With power potentially shifting it is becoming necessary to shore up media control. CNN found a quote by Tom Wheeler who wrote on Tech Tank at the Brookings Institution where he is a visiting fellow, “The idea that a handful of platforms can continue to make their own behavioral rules even when those decisions harm the public interest is no longer sustainable.”
Until now, the Trump ousters at Twitter have been fairly successful in making decision they consider to be in the “public interest.” But with power slipping out of their hands they are doubling down on efforts to control “misinformation.”
Even Canada’s Prime Minister Justin Trudeau is now obsessed with controlling information, in the style of Ukrainian President Volodymyr Zelenskyy. Here is another link. Did you know that Ukraine is the first country, according to Wikipedia, to have a Jewish head of state and head of government? I find this interesting because the countries supporting Ukraine against Russia have shown some ambivalence towards Israel, particularly when the American embassy was moved to Jerusalem as recently as 2018, under Trump’s presidency. I know this has nothing to do with bots, but it does have a lot to do with who is influencing who. This one remains a mystery as it doesn’t quite fit the mold, particularly since Ukraine has typically been a Nazi safe haven.
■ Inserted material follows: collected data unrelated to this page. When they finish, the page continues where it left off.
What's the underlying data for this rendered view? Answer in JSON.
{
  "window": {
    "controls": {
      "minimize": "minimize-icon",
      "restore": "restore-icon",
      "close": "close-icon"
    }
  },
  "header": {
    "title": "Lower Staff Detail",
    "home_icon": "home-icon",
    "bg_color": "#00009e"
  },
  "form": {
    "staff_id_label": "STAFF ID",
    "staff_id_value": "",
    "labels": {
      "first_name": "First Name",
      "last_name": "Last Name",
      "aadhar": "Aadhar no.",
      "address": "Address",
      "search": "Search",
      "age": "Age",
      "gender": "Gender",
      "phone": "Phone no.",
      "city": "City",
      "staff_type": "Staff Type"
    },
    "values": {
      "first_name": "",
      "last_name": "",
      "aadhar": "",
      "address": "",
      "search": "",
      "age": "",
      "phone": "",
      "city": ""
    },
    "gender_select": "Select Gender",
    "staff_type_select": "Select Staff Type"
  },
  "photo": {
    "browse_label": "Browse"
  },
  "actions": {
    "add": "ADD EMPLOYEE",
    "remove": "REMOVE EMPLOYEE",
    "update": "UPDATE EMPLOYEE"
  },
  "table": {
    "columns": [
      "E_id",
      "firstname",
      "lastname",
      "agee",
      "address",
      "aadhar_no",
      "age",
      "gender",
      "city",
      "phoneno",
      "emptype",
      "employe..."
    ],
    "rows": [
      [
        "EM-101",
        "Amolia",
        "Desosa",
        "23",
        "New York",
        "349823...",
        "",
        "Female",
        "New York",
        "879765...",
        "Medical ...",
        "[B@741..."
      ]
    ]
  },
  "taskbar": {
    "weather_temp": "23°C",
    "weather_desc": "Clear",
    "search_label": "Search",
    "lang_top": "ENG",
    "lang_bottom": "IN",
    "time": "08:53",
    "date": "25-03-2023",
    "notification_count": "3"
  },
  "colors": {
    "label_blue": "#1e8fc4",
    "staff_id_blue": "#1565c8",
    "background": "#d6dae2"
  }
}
A Yahoo News report states that in addition to shutting down his opposition in parliament, Zelenskyy is “combining all national TV channels, the program content of which consists mainly of information and/or information-analytical programs, [into] a single information platform of strategic communication” to be called “United News.” This is in order to combat Russian misinformation and “tell the truth about the war.”
It amazes me that when the Freedom Convoy of truckers arrived in Ottawa to protest newly implemented vaccine mandates targeting truckers, Prime Minister Trudeau immediately falsely presumed and reported that the Convoy was funded by Russians. He tried to convince Canadians we had an insurrection on our hands, funded by foreigners, and froze the bank accounts of those who donated to truckers who lost their livelihoods as a result of the mandate.
Maybe Trudeau didn’t get the memo that there was no truth to the Russia collusion campaign Hillary Clinton instigated against President Trump. It does make you wonder what will happen if these people muscle their way into information control.